Même s’il est parfois le plus compréhensible, Sébastien Guèze chante Grétry sans nuance. Seule Maria Riccarda Wesseling parvient à toucher par la fluidité suave de sa voix, mais aux accents meurtriers, quand elle manipule Oreste pour tuer Pyrrhus qui l’a trahie, l’interprète se crispe et perd en vérité.
Pas si facile de distribuer un opéra tragique français de la fin du XVIIIè: mais une obligation ne devrait souffrir aucune faiblesse: l’articulation du texte. Car tout ici, -expression, poésie, musicalité-, dépend de la projection vivante et naturelle de la langue. En « osant » adapter Racine, Grétry savait son défi. En réussissant une oeuvre cohérente, incandescente même (l’auteur parle de « chaleur », appelant ses futurs interprètes à ne pas trop presser l’allure, tant ses tableaux sont hallucinants), le compositeur s’est dépassé. Souhaitons que pour l’enregistrement annoncé chez Glossa, en un livre-disque déjà incontournable, les interprètes sauront encore se perfectionner: l’oeuvre est en dehors de ses réserves, éblouissante.

Paris. Théâtre des Champs-Elysées, dimanche 18 octobre 2009. Grétry (1741-1813):
Andromaque
, tragédie lyrique en 3 actes (1780). Karine Deshayes (Andromaque), Maria
Riccarda Wesseling (Hermione), Sébastien Guèze (Pyrrhus), Tassis Christoyamis (Oreste)… Le Concert Spirituel. Hervé Niquet, direction.

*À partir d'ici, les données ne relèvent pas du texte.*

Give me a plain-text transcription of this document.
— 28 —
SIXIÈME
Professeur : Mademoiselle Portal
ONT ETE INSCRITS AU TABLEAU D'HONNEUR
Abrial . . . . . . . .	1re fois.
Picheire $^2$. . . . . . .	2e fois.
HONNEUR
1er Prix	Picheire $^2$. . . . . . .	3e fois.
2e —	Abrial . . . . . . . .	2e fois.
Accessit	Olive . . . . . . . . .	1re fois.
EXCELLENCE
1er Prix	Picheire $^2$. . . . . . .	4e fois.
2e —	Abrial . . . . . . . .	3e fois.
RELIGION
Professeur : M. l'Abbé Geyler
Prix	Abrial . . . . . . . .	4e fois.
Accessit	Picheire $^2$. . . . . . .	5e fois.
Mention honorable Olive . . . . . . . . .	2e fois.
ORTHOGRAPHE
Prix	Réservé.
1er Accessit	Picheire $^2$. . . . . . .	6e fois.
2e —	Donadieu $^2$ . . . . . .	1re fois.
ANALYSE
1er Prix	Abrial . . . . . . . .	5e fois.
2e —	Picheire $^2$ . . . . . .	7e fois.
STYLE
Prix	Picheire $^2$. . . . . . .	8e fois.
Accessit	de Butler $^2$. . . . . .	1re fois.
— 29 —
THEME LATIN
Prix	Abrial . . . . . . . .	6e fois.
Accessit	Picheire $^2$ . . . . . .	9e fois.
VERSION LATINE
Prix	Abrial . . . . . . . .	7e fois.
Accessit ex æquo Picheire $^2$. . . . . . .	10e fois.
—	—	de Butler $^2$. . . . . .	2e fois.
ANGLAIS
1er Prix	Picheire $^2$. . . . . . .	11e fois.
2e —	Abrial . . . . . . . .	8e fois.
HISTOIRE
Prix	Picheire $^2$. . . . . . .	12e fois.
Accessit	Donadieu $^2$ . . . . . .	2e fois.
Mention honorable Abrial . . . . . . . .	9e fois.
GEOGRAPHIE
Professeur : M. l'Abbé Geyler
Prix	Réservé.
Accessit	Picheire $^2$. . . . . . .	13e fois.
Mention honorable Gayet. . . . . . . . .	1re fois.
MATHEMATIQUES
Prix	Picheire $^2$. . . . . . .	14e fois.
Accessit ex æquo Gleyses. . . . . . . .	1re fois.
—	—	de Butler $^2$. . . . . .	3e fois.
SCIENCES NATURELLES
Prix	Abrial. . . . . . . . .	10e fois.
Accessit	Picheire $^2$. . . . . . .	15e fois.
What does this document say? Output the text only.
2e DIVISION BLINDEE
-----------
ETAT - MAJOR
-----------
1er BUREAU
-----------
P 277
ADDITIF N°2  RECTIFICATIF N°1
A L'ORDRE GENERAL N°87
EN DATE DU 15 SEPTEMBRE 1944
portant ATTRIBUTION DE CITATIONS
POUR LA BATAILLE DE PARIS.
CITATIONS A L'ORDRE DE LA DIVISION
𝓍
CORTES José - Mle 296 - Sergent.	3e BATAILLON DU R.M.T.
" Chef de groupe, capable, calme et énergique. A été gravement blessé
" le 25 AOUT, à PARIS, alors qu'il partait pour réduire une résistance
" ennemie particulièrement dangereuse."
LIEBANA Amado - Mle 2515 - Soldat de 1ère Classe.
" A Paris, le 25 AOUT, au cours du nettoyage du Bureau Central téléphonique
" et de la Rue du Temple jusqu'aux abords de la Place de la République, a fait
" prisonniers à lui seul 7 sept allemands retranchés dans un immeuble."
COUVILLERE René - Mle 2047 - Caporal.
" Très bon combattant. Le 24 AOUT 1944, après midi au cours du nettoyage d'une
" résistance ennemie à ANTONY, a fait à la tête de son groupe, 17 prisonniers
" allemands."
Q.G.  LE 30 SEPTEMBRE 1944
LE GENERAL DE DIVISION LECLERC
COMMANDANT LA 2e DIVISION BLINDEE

Illustrations: Grétry (DR). La douleur d’Andromaque (Jacques-Louis David, 1783: la toile présentée après la création de l’opéra de Grétry, permet à David de devenir Académicien et d’être salué comme le peintre le plus talentueux de son temps. Il devait 2 années plus tard, peindre en 1786, Le Serment des Horaces, manifeste néoclassique du règne de Louis XVI et prototype de la peinture d’Histoire régénérée) (DR)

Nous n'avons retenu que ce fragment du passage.